Al momento de escribir estos apuntes ya ha transcurrido la Navidad; pero su espíritu muchas veces melancólico, como el que suavemente me embarga hoy y que me motiva a recordar pasajes de mi pasado que seguramente no le interesa a la mayoría de mis contados lectores, lo que no impide que prevalezca en mí ese añorado deseo de retroceder en el tiempo y recordar a dos personas que dejaron honda huella en nuestras vidas con mi mujer.
Magnolia y yo tenemos ancestros mexicanos. Una etapa de su infancia avanzó en Ciudad Hidalgo, población chiapaneca adyacente al municipio de Ayutla, mientras que yo transitaba entre mi aldea El Carmen Frontera, la cabecera municipal de Malacatán, del lado guatemalteco, y Tuxtla Chico y Tapachula, en Chiapas, con parientes a ambos bordes del límite fronterizo.
Por extraños sucesos que acaecen en la vida, siendo Magnolia una guapa chica que no había cumplido la mayoría de edad, tuvo desavenencias con su madre. Convenimos que lo mejor sería que fuera a vivir temporalmente a la casa de la mía, mientras que yo proseguía mis estudios de Periodismo en la capital guatemalteca.
A un mes de ocurrido ese incidente, Mamá Limpa me envió un telegrama urgente para que yo me presentara en El Carmen. Partí de inmediato y al arribar a mi destino mi madre me dijo brevemente: -“¡Mijito, mañana te casás por lo civil!” ¡Quién sabe cómo el notario solucionó algunas dificultades legales!
Retorné a la capital y mi joven esposa se quedó en la aldea. A estas alturas Mamá Limpa había superado graves limitaciones económicas, porque, además de ejercer de maestra rural, había instalado una tienda y un comedor al que acudían empleados aduaneros, entre ellos don Florentín Ortiz, un hombre moreno, serio, amable, alto y bondadoso. Durante algunas semanas llegaba a acompañarlo su esposa, doña Cristy, sumamente sonriente, hacendosa, de baja estatura y pelo castaño y crespo.
Entabló amistad con mi mujer. Las tardes salían a caminar entre cafetales y guapinoles, con autorización de mi madre, o se sentaban a tomar café. Magnolia le confió a doña Cristy las causas por las que vivía en la casa de Mamá Limpa, quien le había tomado especial cariño. También le contó que su bisoño marido moraba en la capital en casa de huéspedes.
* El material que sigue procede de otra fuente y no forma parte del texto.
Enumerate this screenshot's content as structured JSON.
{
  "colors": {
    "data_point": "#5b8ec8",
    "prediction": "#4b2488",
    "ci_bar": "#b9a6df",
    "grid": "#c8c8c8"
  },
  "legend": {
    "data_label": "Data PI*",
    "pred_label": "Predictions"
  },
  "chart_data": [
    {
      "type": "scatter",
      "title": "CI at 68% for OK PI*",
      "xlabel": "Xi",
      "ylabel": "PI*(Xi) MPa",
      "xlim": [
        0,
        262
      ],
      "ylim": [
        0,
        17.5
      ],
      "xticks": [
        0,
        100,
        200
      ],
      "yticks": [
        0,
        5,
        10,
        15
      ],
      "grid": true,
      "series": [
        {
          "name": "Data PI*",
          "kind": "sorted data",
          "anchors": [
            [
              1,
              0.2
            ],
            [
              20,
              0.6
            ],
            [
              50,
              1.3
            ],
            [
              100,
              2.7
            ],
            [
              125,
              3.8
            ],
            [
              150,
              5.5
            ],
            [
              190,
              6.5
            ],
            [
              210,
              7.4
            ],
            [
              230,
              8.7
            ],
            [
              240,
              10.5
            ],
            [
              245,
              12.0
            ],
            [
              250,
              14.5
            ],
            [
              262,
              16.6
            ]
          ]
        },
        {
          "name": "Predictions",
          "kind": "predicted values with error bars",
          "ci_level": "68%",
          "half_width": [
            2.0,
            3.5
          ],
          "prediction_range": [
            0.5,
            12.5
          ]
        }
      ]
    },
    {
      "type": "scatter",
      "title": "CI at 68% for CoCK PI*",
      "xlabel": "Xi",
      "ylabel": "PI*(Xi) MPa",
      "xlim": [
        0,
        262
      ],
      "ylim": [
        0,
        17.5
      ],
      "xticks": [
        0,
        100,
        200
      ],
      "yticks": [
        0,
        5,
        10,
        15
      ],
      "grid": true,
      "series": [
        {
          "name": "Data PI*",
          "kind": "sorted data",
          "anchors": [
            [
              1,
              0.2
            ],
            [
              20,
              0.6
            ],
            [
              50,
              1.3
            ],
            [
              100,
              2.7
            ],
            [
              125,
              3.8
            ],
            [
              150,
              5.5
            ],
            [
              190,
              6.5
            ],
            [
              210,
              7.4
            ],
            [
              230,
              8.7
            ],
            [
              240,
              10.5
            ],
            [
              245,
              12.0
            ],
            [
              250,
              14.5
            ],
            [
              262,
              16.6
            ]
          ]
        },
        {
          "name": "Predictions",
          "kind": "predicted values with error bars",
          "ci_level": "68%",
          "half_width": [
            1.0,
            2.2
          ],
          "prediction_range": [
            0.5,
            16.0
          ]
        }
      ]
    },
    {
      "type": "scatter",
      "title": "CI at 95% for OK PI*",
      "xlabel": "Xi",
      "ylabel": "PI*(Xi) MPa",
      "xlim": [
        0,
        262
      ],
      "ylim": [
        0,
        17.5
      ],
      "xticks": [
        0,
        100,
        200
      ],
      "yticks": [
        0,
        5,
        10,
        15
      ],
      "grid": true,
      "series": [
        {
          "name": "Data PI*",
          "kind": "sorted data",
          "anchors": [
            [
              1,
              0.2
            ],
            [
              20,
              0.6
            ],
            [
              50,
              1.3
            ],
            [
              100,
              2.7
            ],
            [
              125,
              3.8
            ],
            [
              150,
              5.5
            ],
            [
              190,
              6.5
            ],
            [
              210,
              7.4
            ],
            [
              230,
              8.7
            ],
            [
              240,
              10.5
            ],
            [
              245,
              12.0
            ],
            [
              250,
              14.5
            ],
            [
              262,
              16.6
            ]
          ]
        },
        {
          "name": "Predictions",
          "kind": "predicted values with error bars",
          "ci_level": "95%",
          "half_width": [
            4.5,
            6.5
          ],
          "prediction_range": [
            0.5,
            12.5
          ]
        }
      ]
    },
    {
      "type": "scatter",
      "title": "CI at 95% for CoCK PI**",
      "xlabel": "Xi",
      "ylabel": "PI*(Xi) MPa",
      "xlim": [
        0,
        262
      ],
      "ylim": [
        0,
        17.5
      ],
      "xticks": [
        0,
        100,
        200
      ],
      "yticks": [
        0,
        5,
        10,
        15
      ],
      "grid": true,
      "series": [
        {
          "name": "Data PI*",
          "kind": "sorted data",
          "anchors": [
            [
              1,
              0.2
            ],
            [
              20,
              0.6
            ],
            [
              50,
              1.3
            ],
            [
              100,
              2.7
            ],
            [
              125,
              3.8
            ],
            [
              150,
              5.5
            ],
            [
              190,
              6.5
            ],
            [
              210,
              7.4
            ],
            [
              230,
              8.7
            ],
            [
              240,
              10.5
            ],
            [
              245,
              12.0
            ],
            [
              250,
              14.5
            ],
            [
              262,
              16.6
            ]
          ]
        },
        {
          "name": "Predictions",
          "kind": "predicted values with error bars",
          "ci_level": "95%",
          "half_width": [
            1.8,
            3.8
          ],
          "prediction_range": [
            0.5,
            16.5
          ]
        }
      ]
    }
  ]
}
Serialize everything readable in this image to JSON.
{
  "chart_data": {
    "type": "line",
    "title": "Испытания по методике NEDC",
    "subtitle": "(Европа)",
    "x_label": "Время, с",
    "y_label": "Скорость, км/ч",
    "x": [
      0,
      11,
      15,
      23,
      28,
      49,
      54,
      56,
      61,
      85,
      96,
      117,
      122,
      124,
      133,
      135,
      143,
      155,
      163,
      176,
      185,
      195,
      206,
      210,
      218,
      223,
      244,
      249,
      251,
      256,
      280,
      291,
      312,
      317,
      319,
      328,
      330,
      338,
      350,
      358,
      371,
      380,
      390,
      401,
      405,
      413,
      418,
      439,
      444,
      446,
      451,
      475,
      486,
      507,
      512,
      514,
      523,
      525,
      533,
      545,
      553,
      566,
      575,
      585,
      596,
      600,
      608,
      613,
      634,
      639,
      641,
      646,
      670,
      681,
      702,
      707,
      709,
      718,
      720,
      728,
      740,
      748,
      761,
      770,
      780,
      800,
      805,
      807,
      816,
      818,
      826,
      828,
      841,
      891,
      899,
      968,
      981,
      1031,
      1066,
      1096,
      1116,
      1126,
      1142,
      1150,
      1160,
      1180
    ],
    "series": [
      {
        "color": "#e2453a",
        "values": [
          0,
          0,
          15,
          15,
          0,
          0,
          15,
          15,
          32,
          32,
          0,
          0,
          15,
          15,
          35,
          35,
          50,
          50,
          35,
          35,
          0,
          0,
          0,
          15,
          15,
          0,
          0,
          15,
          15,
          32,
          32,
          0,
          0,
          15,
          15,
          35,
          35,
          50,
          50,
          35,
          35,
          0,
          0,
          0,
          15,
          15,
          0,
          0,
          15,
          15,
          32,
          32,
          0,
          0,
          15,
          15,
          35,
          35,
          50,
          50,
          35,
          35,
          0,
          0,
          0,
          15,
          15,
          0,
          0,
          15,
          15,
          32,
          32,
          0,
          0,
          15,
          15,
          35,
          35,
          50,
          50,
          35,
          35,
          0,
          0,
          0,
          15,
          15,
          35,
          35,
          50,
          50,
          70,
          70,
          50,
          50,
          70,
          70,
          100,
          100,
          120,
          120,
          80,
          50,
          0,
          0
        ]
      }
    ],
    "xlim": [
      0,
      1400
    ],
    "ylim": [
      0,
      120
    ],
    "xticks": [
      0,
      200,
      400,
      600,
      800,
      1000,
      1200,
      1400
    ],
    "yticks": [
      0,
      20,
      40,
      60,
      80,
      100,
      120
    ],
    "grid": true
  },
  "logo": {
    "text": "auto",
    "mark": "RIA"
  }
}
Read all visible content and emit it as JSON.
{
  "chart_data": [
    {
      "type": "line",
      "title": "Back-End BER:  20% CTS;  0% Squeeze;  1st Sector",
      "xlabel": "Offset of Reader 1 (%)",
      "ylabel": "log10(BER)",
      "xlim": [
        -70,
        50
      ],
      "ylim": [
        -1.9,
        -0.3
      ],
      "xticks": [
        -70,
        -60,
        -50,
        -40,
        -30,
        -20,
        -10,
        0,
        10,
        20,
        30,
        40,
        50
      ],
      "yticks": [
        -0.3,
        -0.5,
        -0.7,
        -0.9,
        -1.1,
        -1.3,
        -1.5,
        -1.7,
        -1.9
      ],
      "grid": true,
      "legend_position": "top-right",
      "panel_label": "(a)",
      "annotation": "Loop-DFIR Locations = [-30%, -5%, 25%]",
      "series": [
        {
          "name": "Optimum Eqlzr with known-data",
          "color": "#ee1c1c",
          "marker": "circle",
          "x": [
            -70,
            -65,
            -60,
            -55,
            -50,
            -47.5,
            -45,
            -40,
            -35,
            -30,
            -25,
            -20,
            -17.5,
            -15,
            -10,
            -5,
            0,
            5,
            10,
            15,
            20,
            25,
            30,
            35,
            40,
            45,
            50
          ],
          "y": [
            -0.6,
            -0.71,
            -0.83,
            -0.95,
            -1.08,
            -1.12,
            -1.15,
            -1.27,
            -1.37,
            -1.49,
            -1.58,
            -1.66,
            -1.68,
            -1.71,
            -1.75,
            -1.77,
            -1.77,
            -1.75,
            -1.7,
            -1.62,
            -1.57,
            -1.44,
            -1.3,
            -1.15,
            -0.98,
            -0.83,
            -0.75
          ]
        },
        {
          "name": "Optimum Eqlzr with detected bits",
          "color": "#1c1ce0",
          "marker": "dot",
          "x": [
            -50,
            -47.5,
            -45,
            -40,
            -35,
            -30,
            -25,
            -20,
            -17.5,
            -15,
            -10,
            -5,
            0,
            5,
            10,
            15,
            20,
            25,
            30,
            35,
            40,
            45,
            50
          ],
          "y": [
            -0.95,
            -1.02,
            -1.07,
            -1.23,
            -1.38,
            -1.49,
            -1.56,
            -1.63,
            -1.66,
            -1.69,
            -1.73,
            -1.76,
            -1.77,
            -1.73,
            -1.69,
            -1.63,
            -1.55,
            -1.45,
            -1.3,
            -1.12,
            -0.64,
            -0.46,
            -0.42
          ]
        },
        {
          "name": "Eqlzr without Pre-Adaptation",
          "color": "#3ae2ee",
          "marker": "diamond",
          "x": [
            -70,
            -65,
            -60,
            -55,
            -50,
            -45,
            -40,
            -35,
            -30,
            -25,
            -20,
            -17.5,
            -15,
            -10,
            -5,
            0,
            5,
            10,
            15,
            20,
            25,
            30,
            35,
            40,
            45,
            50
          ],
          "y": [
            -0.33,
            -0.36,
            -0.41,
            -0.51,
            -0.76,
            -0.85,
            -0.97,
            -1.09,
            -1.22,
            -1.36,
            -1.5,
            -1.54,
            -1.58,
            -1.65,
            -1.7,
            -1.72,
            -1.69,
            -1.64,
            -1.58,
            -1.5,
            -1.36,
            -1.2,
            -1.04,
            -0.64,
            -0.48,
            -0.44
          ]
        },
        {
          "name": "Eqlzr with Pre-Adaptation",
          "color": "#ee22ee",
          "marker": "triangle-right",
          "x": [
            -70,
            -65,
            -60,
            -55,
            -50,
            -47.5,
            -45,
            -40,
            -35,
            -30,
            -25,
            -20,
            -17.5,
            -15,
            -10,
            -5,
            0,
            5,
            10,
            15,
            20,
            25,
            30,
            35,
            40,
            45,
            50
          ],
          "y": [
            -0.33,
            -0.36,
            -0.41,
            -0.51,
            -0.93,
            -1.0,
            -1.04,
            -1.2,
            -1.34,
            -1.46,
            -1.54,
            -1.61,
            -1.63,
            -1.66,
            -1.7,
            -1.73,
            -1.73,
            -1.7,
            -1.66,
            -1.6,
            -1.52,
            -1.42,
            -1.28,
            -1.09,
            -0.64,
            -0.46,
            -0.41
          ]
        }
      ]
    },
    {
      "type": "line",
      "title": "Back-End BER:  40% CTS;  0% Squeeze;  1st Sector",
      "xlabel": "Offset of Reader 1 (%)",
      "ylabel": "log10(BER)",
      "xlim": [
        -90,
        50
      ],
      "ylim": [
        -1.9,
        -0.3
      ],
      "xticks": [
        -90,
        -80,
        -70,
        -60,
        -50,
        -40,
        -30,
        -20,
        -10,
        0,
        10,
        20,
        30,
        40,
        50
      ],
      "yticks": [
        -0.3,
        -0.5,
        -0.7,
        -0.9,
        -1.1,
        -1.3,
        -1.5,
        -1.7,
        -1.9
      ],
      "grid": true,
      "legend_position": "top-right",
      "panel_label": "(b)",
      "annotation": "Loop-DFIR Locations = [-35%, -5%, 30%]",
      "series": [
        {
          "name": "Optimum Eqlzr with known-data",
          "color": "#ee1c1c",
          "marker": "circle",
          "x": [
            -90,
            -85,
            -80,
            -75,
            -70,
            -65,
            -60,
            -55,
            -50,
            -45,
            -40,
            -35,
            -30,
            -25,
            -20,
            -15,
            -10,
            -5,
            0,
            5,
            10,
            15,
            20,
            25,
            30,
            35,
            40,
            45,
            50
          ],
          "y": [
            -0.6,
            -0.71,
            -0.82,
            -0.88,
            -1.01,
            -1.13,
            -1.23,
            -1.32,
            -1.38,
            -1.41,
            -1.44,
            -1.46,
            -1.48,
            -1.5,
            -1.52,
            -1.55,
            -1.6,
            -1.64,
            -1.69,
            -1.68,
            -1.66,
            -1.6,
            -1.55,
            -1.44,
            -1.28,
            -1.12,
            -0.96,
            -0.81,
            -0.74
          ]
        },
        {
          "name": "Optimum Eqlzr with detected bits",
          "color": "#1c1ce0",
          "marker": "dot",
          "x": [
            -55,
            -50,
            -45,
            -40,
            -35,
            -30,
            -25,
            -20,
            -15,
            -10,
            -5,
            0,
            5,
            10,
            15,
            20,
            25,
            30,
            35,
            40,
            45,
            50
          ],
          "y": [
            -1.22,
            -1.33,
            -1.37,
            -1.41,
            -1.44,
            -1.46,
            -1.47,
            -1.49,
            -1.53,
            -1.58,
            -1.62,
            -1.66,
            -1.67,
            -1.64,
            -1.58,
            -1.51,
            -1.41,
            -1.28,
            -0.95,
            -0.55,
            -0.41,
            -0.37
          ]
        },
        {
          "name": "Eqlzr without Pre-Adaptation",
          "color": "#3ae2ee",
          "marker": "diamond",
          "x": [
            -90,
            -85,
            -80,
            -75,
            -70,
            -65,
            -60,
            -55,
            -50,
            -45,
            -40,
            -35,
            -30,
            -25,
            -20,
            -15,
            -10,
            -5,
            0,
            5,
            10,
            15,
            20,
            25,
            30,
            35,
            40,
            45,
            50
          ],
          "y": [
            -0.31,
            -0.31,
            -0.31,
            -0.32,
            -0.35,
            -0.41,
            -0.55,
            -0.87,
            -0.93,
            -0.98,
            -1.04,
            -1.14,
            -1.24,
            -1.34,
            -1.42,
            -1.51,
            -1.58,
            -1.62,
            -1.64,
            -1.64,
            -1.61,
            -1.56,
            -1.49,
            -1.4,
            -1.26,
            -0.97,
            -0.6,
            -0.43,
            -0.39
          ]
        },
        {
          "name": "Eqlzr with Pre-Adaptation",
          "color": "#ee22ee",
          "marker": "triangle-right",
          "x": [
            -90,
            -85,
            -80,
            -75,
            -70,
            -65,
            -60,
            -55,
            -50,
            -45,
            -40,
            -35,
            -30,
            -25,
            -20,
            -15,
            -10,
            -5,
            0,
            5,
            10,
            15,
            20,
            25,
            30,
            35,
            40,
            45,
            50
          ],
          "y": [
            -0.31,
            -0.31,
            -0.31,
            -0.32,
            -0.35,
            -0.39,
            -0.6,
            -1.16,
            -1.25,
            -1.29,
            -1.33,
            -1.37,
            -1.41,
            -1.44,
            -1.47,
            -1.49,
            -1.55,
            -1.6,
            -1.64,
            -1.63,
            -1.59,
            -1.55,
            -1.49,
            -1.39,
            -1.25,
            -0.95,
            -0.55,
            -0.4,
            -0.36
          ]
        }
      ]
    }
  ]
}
Doña Cristy y don Florentín pusieron a nuestra disposición una habitación y parte de la cocina y el comedor de su casa en la colonia Roosevelt; pero –enfatizaron: -“El problema es que no tenemos dónde colocar los muebles que ocupan ese cuarto”. Y nosotros sin petate en qué caer muertos, literalmente.
Mi novata esposa tomó sus pocas pertenencias y con algunos utensilios de cocina y comedor que mi madre adquirió en Tapachula emprendió el viaje a Guatemala juntamente con doña Cristy. Yo los esperaba en la zona 11 y de inmediato nos acomodamos en el aposento amueblado.
Llegó diciembre y los festejos de fin de año se aproximaban. Doña Cristy dispuso que con Magnolia desyerbaran los arriates del jardín, pintaran sus paredes e hicieran los preparativos para adornar la casa con motivos navideños.
Fue la primera Nochebuena que disfruté al lado de mi compañera de vida, al abrigo y protección del Altísimo y al cuidado y apego de don Florentín y doña Cristy, a quien mi mujer adoptó como su madre. Los recordamos siempre con entrañable amor, profunda gratitud y dulce nostalgia.